Mental toughness only goes so far when you’re staring at a plummeting market price. It only goes so far when the land you care so much about hasn’t seen rain in 18 months. It only goes so far when the tools you need to do your job well increase in price by 150% to 300% — and no one’s there to take care of your overhead because you own the business. Mental strength doesn’t fix an ever-increasing inflation rate or interest rates at the bank — you already have a risky business on paper, let’s add inflation to it with bottom-of-the-barrel prices.
And I think the main problem with all these issues is the fact that they are totally outside of the farmer’s control. The farmer doesn’t dictate the weather or set the commodity price. The farmer doesn’t control the economy, nor can he or she solely lower the risk of the operation.
Plus, every year is different. Even good years come with challenges that add to the uncertainty of the current crop or next year’s crop. Last year was a bleak one for the Texas High Plains cotton industry. This year, while we’ve had some rain, is still a mixed bag. It’s hard to watch a $1.40 price in May 2022 dwindle to 79 cents in June 2023. It’s hard to watch a much-needed rain come with tragic tornadoes and baseball-size hail. And I haven’t even mentioned labor.
It’s hard. But it’s not new. I was talking to a farmer last year, back when prices were in the $1.40 range. He said it was hard to find motivation to start planting and ‘get going,’ because it was so dry. He didn’t think he would be able to make a crop, which was depressing in light of the best prices seen in decades. As he’s going through all the challenges his operation was facing, I literally asked, “So, what keeps you from jumping off of a bridge?”
And his response was something that the health care gurus don’t really talk about.
“Yeah, it’s hard.” he said. “But to make it through every year, a farmer has to be grounded in their faith — hard.”
Faith. That isn’t a popular topic when addressing mental health on a clinical level. And I’m not knocking clinical help or medication. We all deserve to be the best versions of ourselves, and counseling and medication are excellent tools when faced with insurmountable pressure.

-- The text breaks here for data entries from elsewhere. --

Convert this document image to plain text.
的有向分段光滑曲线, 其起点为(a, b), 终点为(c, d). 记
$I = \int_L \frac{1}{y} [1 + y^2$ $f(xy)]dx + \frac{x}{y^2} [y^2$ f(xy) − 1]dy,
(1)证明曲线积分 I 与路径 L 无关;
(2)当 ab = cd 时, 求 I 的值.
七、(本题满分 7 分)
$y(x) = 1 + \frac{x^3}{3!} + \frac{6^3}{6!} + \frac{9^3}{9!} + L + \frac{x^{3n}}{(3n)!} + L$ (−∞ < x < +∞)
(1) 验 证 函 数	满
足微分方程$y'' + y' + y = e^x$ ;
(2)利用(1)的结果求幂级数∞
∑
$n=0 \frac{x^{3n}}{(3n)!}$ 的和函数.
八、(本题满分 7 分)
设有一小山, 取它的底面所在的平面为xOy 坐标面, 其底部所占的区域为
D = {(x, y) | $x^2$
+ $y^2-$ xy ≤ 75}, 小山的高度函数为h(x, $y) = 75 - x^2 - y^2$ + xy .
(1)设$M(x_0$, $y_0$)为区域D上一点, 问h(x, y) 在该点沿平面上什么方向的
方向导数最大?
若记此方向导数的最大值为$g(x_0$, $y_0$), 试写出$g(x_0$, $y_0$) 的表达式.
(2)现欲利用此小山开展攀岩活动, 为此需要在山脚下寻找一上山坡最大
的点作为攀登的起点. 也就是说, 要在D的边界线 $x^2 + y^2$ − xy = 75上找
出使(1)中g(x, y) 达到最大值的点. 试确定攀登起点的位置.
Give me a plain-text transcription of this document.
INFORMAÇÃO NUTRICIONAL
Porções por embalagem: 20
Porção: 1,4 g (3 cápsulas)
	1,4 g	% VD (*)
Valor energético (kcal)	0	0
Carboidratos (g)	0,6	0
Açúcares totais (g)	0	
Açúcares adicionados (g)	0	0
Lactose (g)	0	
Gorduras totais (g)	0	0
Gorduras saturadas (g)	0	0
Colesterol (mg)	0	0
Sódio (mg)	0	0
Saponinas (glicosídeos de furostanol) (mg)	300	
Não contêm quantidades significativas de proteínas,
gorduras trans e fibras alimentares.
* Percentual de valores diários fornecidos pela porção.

But I do believe faith should at least be part of the equation.
We all love the anonymous quote: “There is no greater demonstration of faith than a man planting seeds in a field.” Because all the factors outside of a farmer’s control rest in the hands of a higher power.
Farming can also be isolating. Chances are you’re not around many people during the day. It can be easy to retreat socially during busy seasons. When we do get together, it’s not popular to tell the friend group that we’re struggling mentally. When farmers hang around other farmers, it’s usually to talk about farming — not the mental stress they’re facing alongside the farming.
Yet, it’s also common to hear people talk about how friendly the agricultural industry is — how neighborly we are. And it’s true. Farmers will help other farmers do just about anything. Check each other’s fields as they’re driving by, work on a pivot together, etc. So why not share each other’s mental burdens?
There are resources for everyone when it comes to taking care of mental health. Telemedicine has made huge waves in rural health care availability. If you need a counselor, you can download an app on your phone, pick one and do a session right from the tractor if you wanted to.
But wouldn’t it mean more if you could talk to someone who knows what you’re going through? Who is living it with you? Sometimes a good vent session is the healthiest thing you can do.
And while we’re being neighborly, let’s look out for each other. Check in with one another if you feel a friend has retreated mentally and/or physically. Because like it or not, the rate of suicide among farmers is 3.5 times higher than the general population. It’s an issue and we need to be observant.
And when it comes to observation, it’s typically not the “complainers” you need to worry about. It’s the ones who have stopped talking. Let’s all do our part to keep the conversation going. Don’t dismiss mental health. It’s vital to our success both as farmers and human beings.